Na publicação, Amarilla afirmou que Mbappé não tem o direito de desqualificá-la ou questionar sua atuação como parlamentar.
“Você não me conhece. Não faz ideia de quem eu sou e não tem nenhum direito de dizer que sou uma mulher desprezível, indigna do cargo que ocupo. Sou senadora da Nação Paraguaia eleita com votos”, escreveu.
A senadora também classificou a declaração do jogador como um episódio de violência política de gênero.

“Quem é você para tentar me humilhar ou me desprezar se nem sequer me conhecer? Isso é violência de gênero, pura e simples.
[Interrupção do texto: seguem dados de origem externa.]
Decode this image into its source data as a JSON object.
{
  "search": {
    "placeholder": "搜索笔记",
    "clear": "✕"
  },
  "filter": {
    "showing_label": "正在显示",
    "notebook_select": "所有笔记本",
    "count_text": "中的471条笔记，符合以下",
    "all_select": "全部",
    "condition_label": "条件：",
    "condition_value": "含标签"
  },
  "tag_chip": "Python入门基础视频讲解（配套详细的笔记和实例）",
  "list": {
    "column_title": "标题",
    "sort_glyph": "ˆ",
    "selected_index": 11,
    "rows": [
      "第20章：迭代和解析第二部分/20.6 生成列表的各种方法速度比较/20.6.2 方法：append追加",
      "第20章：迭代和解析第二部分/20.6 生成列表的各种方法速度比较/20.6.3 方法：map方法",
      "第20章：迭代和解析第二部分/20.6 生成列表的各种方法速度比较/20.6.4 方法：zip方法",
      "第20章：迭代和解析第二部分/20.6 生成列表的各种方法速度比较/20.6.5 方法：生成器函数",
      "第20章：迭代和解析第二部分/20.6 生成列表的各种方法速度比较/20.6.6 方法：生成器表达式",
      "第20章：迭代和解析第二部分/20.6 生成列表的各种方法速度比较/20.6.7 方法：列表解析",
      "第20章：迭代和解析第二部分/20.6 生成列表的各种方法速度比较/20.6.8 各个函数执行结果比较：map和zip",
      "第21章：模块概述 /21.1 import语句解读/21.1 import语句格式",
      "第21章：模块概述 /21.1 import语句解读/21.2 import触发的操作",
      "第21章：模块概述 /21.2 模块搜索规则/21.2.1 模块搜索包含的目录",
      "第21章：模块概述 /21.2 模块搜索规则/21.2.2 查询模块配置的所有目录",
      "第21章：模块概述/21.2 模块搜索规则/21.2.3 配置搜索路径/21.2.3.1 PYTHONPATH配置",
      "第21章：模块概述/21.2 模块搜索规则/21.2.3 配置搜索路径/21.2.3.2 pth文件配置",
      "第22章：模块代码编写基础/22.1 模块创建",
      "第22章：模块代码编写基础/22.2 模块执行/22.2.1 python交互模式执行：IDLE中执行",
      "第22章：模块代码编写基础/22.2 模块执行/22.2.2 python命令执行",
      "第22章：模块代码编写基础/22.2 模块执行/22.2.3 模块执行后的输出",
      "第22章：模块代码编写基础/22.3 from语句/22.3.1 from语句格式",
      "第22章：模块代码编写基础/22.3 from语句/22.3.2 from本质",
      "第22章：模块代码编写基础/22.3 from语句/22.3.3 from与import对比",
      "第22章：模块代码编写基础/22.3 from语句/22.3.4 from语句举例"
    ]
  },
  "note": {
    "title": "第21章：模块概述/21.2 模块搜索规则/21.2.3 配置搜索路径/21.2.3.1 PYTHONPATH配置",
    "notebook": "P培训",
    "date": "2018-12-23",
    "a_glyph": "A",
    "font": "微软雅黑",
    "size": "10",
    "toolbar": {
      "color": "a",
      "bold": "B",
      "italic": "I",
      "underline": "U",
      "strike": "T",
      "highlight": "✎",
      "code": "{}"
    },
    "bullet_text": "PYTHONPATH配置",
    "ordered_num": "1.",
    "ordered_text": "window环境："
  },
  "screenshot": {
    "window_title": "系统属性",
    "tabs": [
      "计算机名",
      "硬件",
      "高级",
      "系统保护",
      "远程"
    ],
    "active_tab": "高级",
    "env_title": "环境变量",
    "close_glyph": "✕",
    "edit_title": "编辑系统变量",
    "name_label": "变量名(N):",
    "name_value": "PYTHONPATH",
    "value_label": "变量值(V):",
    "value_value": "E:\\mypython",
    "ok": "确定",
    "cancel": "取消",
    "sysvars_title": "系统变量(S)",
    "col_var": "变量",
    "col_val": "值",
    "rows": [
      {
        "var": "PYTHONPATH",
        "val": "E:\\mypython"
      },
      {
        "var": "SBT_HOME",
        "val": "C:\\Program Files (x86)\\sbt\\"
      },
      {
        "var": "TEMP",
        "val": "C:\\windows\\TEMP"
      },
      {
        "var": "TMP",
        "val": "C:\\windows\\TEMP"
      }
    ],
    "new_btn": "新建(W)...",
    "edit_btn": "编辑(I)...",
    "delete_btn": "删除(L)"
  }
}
Violência política contra uma mulher que chegou onde está pelo voto popular do seu povo”, afirmou.
Na carta, Amarilla pediu que Mbappé se retrate e fez um alerta sobre a possibilidade de recorrer à Justiça.
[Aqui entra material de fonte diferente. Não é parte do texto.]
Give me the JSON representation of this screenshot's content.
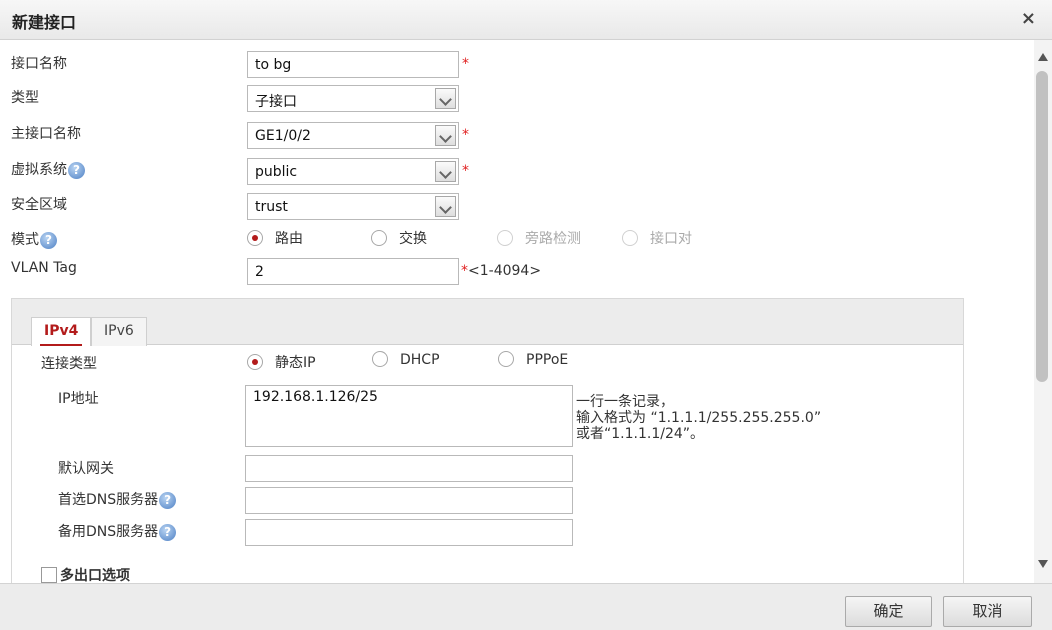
{
  "dialog": {
    "title": "新建接口",
    "close_glyph": "×"
  },
  "form": {
    "name": {
      "label": "接口名称",
      "value": "to bg",
      "required": "*"
    },
    "type": {
      "label": "类型",
      "value": "子接口"
    },
    "parent": {
      "label": "主接口名称",
      "value": "GE1/0/2",
      "required": "*"
    },
    "vsys": {
      "label": "虚拟系统",
      "value": "public",
      "required": "*"
    },
    "zone": {
      "label": "安全区域",
      "value": "trust"
    },
    "mode": {
      "label": "模式",
      "options": [
        "路由",
        "交换",
        "旁路检测",
        "接口对"
      ],
      "selected": "路由"
    },
    "vlan": {
      "label": "VLAN Tag",
      "value": "2",
      "required": "*",
      "hint": "<1-4094>"
    },
    "help_glyph": "?"
  },
  "tabs": [
    {
      "label": "IPv4",
      "active": true
    },
    {
      "label": "IPv6",
      "active": false
    }
  ],
  "ipv4": {
    "conn_type": {
      "label": "连接类型",
      "options": [
        "静态IP",
        "DHCP",
        "PPPoE"
      ],
      "selected": "静态IP"
    },
    "ip": {
      "label": "IP地址",
      "value": "192.168.1.126/25",
      "hint": [
        "一行一条记录，",
        "输入格式为 “1.1.1.1/255.255.255.0”",
        "或者“1.1.1.1/24”。"
      ]
    },
    "gateway": {
      "label": "默认网关",
      "value": ""
    },
    "dns1": {
      "label": "首选DNS服务器",
      "value": ""
    },
    "dns2": {
      "label": "备用DNS服务器",
      "value": ""
    }
  },
  "multi_exit": {
    "label": "多出口选项",
    "checked": false
  },
  "footer": {
    "ok_label": "确定",
    "cancel_label": "取消"
  },
  "colors": {
    "accent": "#b31b1b",
    "required": "#e02020",
    "help": "#4c7fc4"
  },
  "icons": {
    "close": "close-icon",
    "help": "help-icon",
    "dropdown": "chevron-down-icon"
  }
}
“Retrate-se comigo, honre a cidadania francesa e peça desculpas. Caso contrário, poderei iniciar medidas judiciais por violência de gênero”, declarou.
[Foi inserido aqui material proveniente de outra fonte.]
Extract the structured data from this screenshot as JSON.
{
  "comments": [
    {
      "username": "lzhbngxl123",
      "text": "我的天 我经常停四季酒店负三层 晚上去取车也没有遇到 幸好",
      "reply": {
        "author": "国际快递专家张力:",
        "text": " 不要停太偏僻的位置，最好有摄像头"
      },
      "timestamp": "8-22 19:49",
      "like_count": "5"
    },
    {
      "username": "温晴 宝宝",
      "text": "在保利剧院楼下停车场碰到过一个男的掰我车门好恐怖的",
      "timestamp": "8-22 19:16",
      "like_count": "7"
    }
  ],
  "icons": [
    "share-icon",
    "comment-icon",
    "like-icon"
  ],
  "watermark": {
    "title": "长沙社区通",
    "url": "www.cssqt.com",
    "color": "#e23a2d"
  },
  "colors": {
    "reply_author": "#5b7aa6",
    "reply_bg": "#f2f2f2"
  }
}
Críticas à postura de Mbappé
A parlamentar afirmou que não possui qualquer problema com a França e ressaltou que sua crítica é direcionada exclusivamente ao atacante. Segundo ela, sua indignação surgiu por causa da postura de Mbappé antes, durante e depois da partida entre França e Paraguai pelas oitavas de final da Copa do Mundo.
Amarilla disse ter interpretado como uma provocação aos paraguaios a declaração do atacante de que, “se tiver que colocar a mão na m…, vai colocar”. Segundo a senadora, a frase foi entendida como uma referência ao estilo de jogo da seleção paraguaia.
Ela também criticou o comportamento do francês ao final da partida, afirmando que ele recusou o cumprimento do goleiro do Paraguai e comemorou a classificação diante do adversário.
“Você desprezou o cumprimento do nosso goleiro. Isso não se faz. O cumprimento entre rivais de guerra é o gesto mais nobre, na derrota e na vitória, e você negou a mão a ele e gritou a vitória na cara dele. Isso não se faz”, escreveu.
Senadora admite arrependimento por publicações racistas
Na carta aberta, Celeste Amarilla reconheceu que publicou mensagens com teor racista contra Mbappé logo após a derrota do Paraguai para a França, mas afirmou que apagou as postagens pouco tempo depois por considerar que havia reagido com os mesmos insultos que costuma receber.
Segundo a parlamentar, as mensagens foram escritas “com o sangue fervendo” em meio à frustração pela eliminação da seleção paraguaia.
Ela afirmou ainda que se arrependeu das declarações por perceber que estava reproduzindo comportamentos que critica.
Ataques após França x Paraguai
As mensagens ofensivas foram publicadas no X (antigo Twitter) logo após a vitória da França por 1 a 0 sobre o Paraguai.
Em uma das publicações, Celeste Amarilla escreveu:
“Bruto nem aprendeu a escrever. Em vez de leite materno, mamava cocos, e a coisa mais instruída que ouviu foram chimpanzés.”
Em outra postagem, a senadora afirmou:
“Camaronês colonizado, bancando o durão para parecer francês, ressentido, novo-rico, arrogante e feio. Ficou nervoso e morrendo de medo durante toda a partida, assim como todo o seu time. Não conseguiram fazer nem um gol e venceram por pura sorte. A única coisa que muitos de nós cobramos da Albirroja é que não tenha dado um tapa de mão aberta nele depois que a partida terminou. E olha que eu nem sou fã de futebol.”
Ao encerrar a carta aberta, Amarilla reiterou o pedido de retratação e voltou a afirmar que considera a declaração de Mbappé um caso de violência política de gênero, reforçando que poderá adotar medidas judiciais caso não haja um pedido público de desculpas.